SEC-cyBERT/docs/archive/v1/CODEBOOK-RATIONALE.md

# Codebook Rationale & Interpretive Guide

Companion to `LABELING-CODEBOOK.md`. Covers the "why" behind design decisions and common interpretive pitfalls that aren't obvious from the codebook itself.

---

## Category Design: Mapping to SEC Regulation S-K Item 106

The six substantive categories map directly to the structure of the SEC's cybersecurity disclosure rule (adopted July 2023):

| Codebook Category | SEC Basis | What the SEC is asking |
|---|---|---|
| Board Governance | Item 106(c)(1) | How does the board oversee cyber risk? |
| Management Role | Item 106(c)(2) | Who in management is responsible, and what qualifies them? |
| Risk Management Process | Item 106(b) | What processes do you use to assess, identify, and manage cyber risk? |
| Third-Party Risk | Item 106(b) | How do you handle vendor/supply chain cyber risk? |
| Strategy Integration | Item 106(b)(2) | Has cyber risk materially affected your business or financials? |
| Incident Disclosure | 8-K Item 1.05 | What happened in an actual cybersecurity incident? |
| None/Other | N/A | Classifier catch-all for non-substantive content |

### Editorial choice: Third-Party Risk as a separate category

The SEC does not give Third-Party Risk its own subsection — vendor/supply chain oversight is part of 106(b) alongside general risk management. The codebook carves it out as a distinct class because it represents a sufficiently different disclosure pattern to be analytically useful.

### "Risk Management" is broader than it sounds

The SEC's 106(b) definition of risk management encompasses the full lifecycle: assessing, identifying, **and managing** cybersecurity risks. Under frameworks like NIST CSF (which the SEC references), "managing" includes Respond and Recover functions — not just preventive controls.

This means incident response **procedures** (escalation chains, playbooks, notification workflows, materiality determination processes) are Risk Management Process, not Incident Disclosure. The test:

| What the paragraph describes | Category |
|---|---|
| Pre-established process for handling incidents (playbooks, escalation chains, "in the event of...") | **Risk Management Process** |
| An actual incident that occurred (dates, scope, remediation of a real event) | **Incident Disclosure** |

Conditional language ("in the event of," "if necessary," "if and when") is a strong signal that the paragraph describes a process, not an event.

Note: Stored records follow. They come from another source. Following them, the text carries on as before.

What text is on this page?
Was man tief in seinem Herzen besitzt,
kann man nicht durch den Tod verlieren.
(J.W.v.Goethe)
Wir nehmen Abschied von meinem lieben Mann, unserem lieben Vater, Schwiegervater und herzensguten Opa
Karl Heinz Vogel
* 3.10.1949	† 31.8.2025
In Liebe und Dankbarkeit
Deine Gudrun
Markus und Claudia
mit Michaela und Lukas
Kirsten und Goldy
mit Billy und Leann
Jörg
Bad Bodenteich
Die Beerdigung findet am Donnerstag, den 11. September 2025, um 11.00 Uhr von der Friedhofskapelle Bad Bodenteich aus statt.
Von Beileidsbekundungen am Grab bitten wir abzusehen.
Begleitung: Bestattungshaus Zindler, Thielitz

### "Strategy Integration" is narrower than it sounds

Strategy Integration does not mean "strategic approach to cybersecurity." It specifically covers the **business and financial consequences** of cyber risk — the SEC 106(b)(2) question of whether cyber risk hit the bottom line or changed business strategy.

What qualifies:
- Materiality assessments ("have not materially affected our business strategy, results of operations, or financial condition")
- Cybersecurity spending and investment (budgets, dollar amounts, year-over-year changes)
- Insurance coverage (carriers, limits, deductibles)
- Financial impact of incidents (costs, revenue loss, insurance claims)

What does not qualify:
- Describing a sophisticated incident response process (that's Risk Management Process even though it's "strategic" in the colloquial sense)
- Describing a materiality **determination process** (the process for deciding if something is material is Risk Management Process; the actual materiality **conclusion** is Strategy Integration)

---

## Specificity Scale: Design Rationale

### The four levels measure disclosure quality progression

| Level | What it tells you |
|---|---|
| 1 — Generic Boilerplate | Company said nothing substantive. Could paste into any filing unchanged. |
| 2 — Sector-Adapted | Company name-dropped a recognized standard (NIST, ISO 27001, SOC 2, etc.) but nothing unique to their organization. |
| 3 — Firm-Specific | Company disclosed at least one fact unique to their organization. |
| 4 — Quantified-Verifiable | Company disclosed two or more independently verifiable hard facts. |

### "Sector-Adapted" refers to the cybersecurity sector, not the company's industry

The name is misleading. "Sector-Adapted" does not mean "the company adapted its disclosure to its industry" (e.g., a bank discussing financial-sector cyber risks). It means the company referenced a recognized **cybersecurity** standard or framework — NIST CSF, ISO 27001, SOC 2, PCI DSS, HIPAA, etc. The "sector" is cybersecurity itself. A utility company mentioning NERC CIP and a retailer mentioning PCI DSS both qualify for Level 2 the same way — they named a standard. The company's own industry is irrelevant to the specificity score.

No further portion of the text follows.